На внутреннем фронте начальство СД все меньше тревожилось по поводу социальной революции и все больше опасалось сексуального взрыва, настолько, что в апреле 1944 г. даже составило особый рапорт об «аморальном поведении немецких женщин». По мнению его авторов из Главного управления имперской безопасности, проблема произрастала «из-за продолжительности войны» и того тревожного факта, «что значительное количество женщин и девушек все больше склонны предаваться распутству». По всей видимости, тон задавали жены выполнявших свой долг на фронте мужей, – в каждом городе и городке все знали пивные, куда ходили эти дамы ради встреч с мужчинами.
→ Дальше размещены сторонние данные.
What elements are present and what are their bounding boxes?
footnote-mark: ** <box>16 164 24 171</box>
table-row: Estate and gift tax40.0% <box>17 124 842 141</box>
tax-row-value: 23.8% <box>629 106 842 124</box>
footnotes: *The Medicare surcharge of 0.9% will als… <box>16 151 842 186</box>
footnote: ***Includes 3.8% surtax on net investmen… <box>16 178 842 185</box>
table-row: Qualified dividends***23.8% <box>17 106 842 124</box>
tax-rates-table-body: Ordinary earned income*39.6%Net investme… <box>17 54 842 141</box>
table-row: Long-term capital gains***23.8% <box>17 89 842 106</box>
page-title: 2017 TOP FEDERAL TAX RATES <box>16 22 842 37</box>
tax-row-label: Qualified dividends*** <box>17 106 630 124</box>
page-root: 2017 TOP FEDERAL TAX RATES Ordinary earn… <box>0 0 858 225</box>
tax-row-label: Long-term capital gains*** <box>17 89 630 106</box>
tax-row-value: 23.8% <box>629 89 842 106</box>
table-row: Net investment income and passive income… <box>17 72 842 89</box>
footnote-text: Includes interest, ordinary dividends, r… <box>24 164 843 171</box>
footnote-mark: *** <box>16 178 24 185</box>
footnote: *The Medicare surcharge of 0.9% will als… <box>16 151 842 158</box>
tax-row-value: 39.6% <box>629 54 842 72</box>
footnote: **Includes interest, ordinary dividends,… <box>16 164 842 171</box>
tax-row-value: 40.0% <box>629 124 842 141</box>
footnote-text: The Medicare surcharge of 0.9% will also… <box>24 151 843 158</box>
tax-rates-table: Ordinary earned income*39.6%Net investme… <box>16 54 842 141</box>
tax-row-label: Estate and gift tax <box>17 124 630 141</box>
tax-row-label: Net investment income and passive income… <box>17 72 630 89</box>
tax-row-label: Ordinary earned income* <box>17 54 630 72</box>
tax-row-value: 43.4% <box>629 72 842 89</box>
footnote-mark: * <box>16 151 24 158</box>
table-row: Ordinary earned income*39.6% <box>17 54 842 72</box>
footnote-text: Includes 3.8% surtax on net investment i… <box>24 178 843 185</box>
Незамужние молодые женщины и девушки не отставали: СД отмечала рост процента беременностей и венерических болезней среди девиц в возрасте между 14 и 18 годами. Подобные вещи служили основополагающими причинами для отправки их в исправительные дома, и, как фиксировала СД, комитеты по делам молодежи во многих городах именно так и поступали. СД тревожилась и по поводу вступления немок в половые связи с иностранцами – умаление национальной чести даже при отсутствии нарушения расовых законов. Сотрудников безопасности волновали дети, брошенные на произвол судьбы «делать, что хотят», пока их матери занимаются любовью с первыми встречными, пусть даже и с немцами, в тесных подвальных апартаментах за тонкими перегородками – порой просто за ширмой. СД страшно беспокоило воздействие неверности жен на боевой дух мужей в армии
[884].
Вести с фронтов подтверждали обоснованность подобных страхов. Один солдат в артиллерийской части Курта Оргеля обратился к нему за советом после получения рушившего его жизнь письма от жены. «Побывки нет, – написала она. – Кто знает, когда ты приедешь? По всей вероятности, только после войны. Мне незачем ждать тебя. Могу иметь хоть четырех мужиков, если только захочу, в любой момент. Мне все надоело, я хочу этого прямо сейчас! В конце концов, я хочу иметь пару крепких парней – здесь и сейчас. Все, не знаю уже, что еще написать!»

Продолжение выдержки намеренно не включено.